The Goode Night Inn sits on the edge of Pennington in northeastern Nova Scotia. It's a motel for tourists: better people from better places who find musty mattresses quaint and charming. Every surface in the room is covered with lighthouses and mayflower patterns and decorative shells. There's a coffee table made from an old lobster trap. Being here makes my chest tight, East Coast kitsch fuelling my panic.
From Searching for Terry Punchout by Tyler Hellard ©2018. Published by Invisible Publishing.
"There's not a lot that's more Canadian than hockey, especially if you grew up in a small town. If you play hockey in a small town, it does become part of your identity. It was something that I thought a lot of people could relate to. I personally ran away from my small town and I blamed this town for a lot of the things that I was unhappy with. I didn't think very highly of the town or the people in it, which was awful. It took me years to figure out that the problem was me. It wasn't growing up in that town that I didn't like. I didn't like being 14.

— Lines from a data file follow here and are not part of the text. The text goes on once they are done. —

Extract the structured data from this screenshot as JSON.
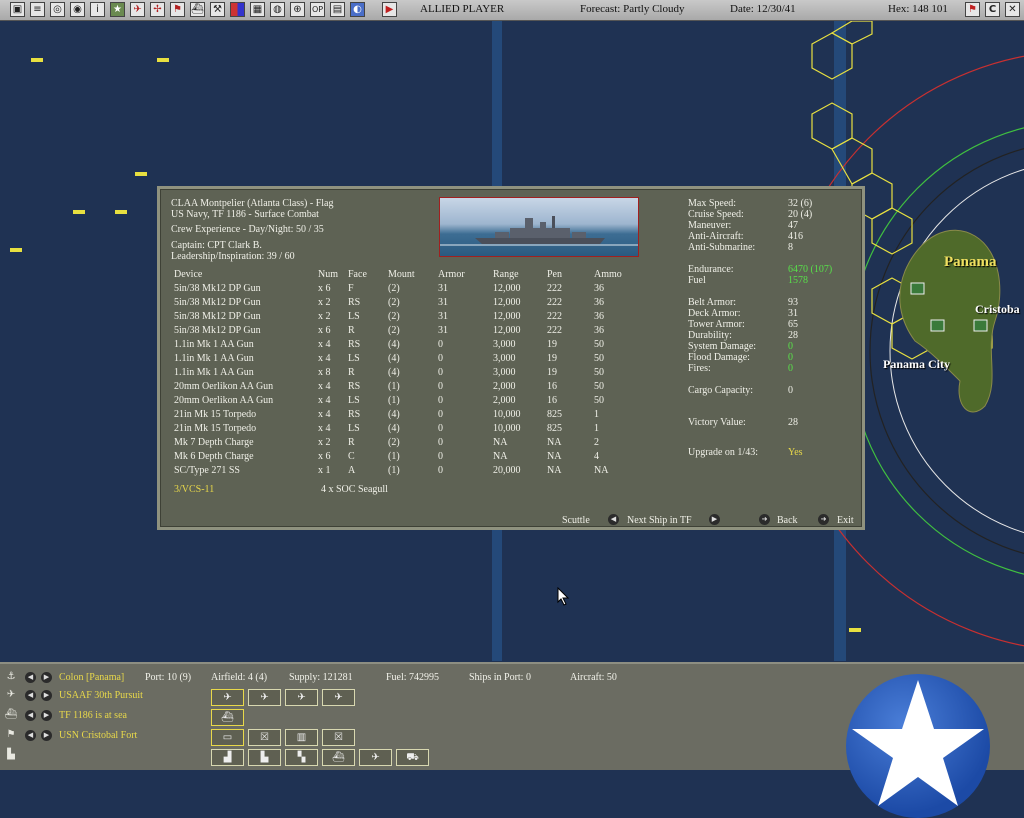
{
  "topbar": {
    "icons": [
      "square-icon",
      "doc-icon",
      "globe-icon",
      "globe2-icon",
      "info-icon",
      "star-icon",
      "plane-icon",
      "plane2-icon",
      "flag-icon",
      "ship-icon",
      "tools-icon",
      "color-icon",
      "chart-icon",
      "map-icon",
      "globe3-icon",
      "op-icon",
      "list-icon",
      "settings-icon",
      "play-icon"
    ],
    "player": "ALLIED PLAYER",
    "forecast": "Forecast: Partly Cloudy",
    "date": "Date: 12/30/41",
    "hex": "Hex: 148 101",
    "right_icons": [
      "flag-red-icon",
      "c-icon",
      "close-icon"
    ]
  },
  "map": {
    "labels": {
      "panama": "Panama",
      "cristobal": "Cristoba",
      "panama_city": "Panama City"
    }
  },
  "ship": {
    "name": "CLAA Montpelier (Atlanta Class) - Flag",
    "service": "US Navy, TF 1186 - Surface Combat",
    "crew": "Crew Experience - Day/Night: 50 / 35",
    "captain": "Captain: CPT Clark B.",
    "leadership": "Leadership/Inspiration: 39 / 60"
  },
  "devices": {
    "headers": [
      "Device",
      "Num",
      "Face",
      "Mount",
      "Armor",
      "Range",
      "Pen",
      "Ammo"
    ],
    "rows": [
      [
        "5in/38 Mk12 DP Gun",
        "x 6",
        "F",
        "(2)",
        "31",
        "12,000",
        "222",
        "36"
      ],
      [
        "5in/38 Mk12 DP Gun",
        "x 2",
        "RS",
        "(2)",
        "31",
        "12,000",
        "222",
        "36"
      ],
      [
        "5in/38 Mk12 DP Gun",
        "x 2",
        "LS",
        "(2)",
        "31",
        "12,000",
        "222",
        "36"
      ],
      [
        "5in/38 Mk12 DP Gun",
        "x 6",
        "R",
        "(2)",
        "31",
        "12,000",
        "222",
        "36"
      ],
      [
        "1.1in Mk 1 AA Gun",
        "x 4",
        "RS",
        "(4)",
        "0",
        "3,000",
        "19",
        "50"
      ],
      [
        "1.1in Mk 1 AA Gun",
        "x 4",
        "LS",
        "(4)",
        "0",
        "3,000",
        "19",
        "50"
      ],
      [
        "1.1in Mk 1 AA Gun",
        "x 8",
        "R",
        "(4)",
        "0",
        "3,000",
        "19",
        "50"
      ],
      [
        "20mm Oerlikon AA Gun",
        "x 4",
        "RS",
        "(1)",
        "0",
        "2,000",
        "16",
        "50"
      ],
      [
        "20mm Oerlikon AA Gun",
        "x 4",
        "LS",
        "(1)",
        "0",
        "2,000",
        "16",
        "50"
      ],
      [
        "21in Mk 15 Torpedo",
        "x 4",
        "RS",
        "(4)",
        "0",
        "10,000",
        "825",
        "1"
      ],
      [
        "21in Mk 15 Torpedo",
        "x 4",
        "LS",
        "(4)",
        "0",
        "10,000",
        "825",
        "1"
      ],
      [
        "Mk 7 Depth Charge",
        "x 2",
        "R",
        "(2)",
        "0",
        "NA",
        "NA",
        "2"
      ],
      [
        "Mk 6 Depth Charge",
        "x 6",
        "C",
        "(1)",
        "0",
        "NA",
        "NA",
        "4"
      ],
      [
        "SC/Type 271 SS",
        "x 1",
        "A",
        "(1)",
        "0",
        "20,000",
        "NA",
        "NA"
      ]
    ],
    "air_group": "3/VCS-11",
    "air_group_count": "4 x SOC Seagull"
  },
  "stats": {
    "max_speed_label": "Max Speed:",
    "max_speed": "32 (6)",
    "cruise_speed_label": "Cruise Speed:",
    "cruise_speed": "20 (4)",
    "maneuver_label": "Maneuver:",
    "maneuver": "47",
    "aa_label": "Anti-Aircraft:",
    "aa": "416",
    "as_label": "Anti-Submarine:",
    "as": "8",
    "endurance_label": "Endurance:",
    "endurance": "6470 (107)",
    "fuel_label": "Fuel",
    "fuel": "1578",
    "belt_label": "Belt Armor:",
    "belt": "93",
    "deck_label": "Deck Armor:",
    "deck": "31",
    "tower_label": "Tower Armor:",
    "tower": "65",
    "durability_label": "Durability:",
    "durability": "28",
    "sysdmg_label": "System Damage:",
    "sysdmg": "0",
    "flooddmg_label": "Flood Damage:",
    "flooddmg": "0",
    "fires_label": "Fires:",
    "fires": "0",
    "cargo_label": "Cargo Capacity:",
    "cargo": "0",
    "victory_label": "Victory Value:",
    "victory": "28",
    "upgrade_label": "Upgrade on 1/43:",
    "upgrade": "Yes"
  },
  "buttons": {
    "scuttle": "Scuttle",
    "next_ship": "Next Ship in TF",
    "back": "Back",
    "exit": "Exit"
  },
  "bottom": {
    "base": "Colon [Panama]",
    "port": "Port: 10 (9)",
    "airfield": "Airfield: 4 (4)",
    "supply": "Supply: 121281",
    "fuel": "Fuel: 742995",
    "ships_in_port": "Ships in Port: 0",
    "aircraft": "Aircraft: 50",
    "air_unit": "USAAF 30th Pursuit",
    "tf": "TF 1186 is at sea",
    "land_unit": "USN Cristobal Fort"
  },
  "colors": {
    "ocean": "#1f3253",
    "panel": "#5e6254",
    "yellow_text": "#e8d84a",
    "green_text": "#58e04a"
  }
}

It took me years to figure out that the problem was me.- Tyler Hellard
"The character Adam has to go on a journey to understand who he is. He spent a lot of time running away from a town and blaming the town for his problems. And only when he's left with no options and has to go back to the town does he start to realize that the town's fine and the people in it are good people. He realizes the community they've built for themselves — and the community that he can re-enter — is something that he's missing in his life."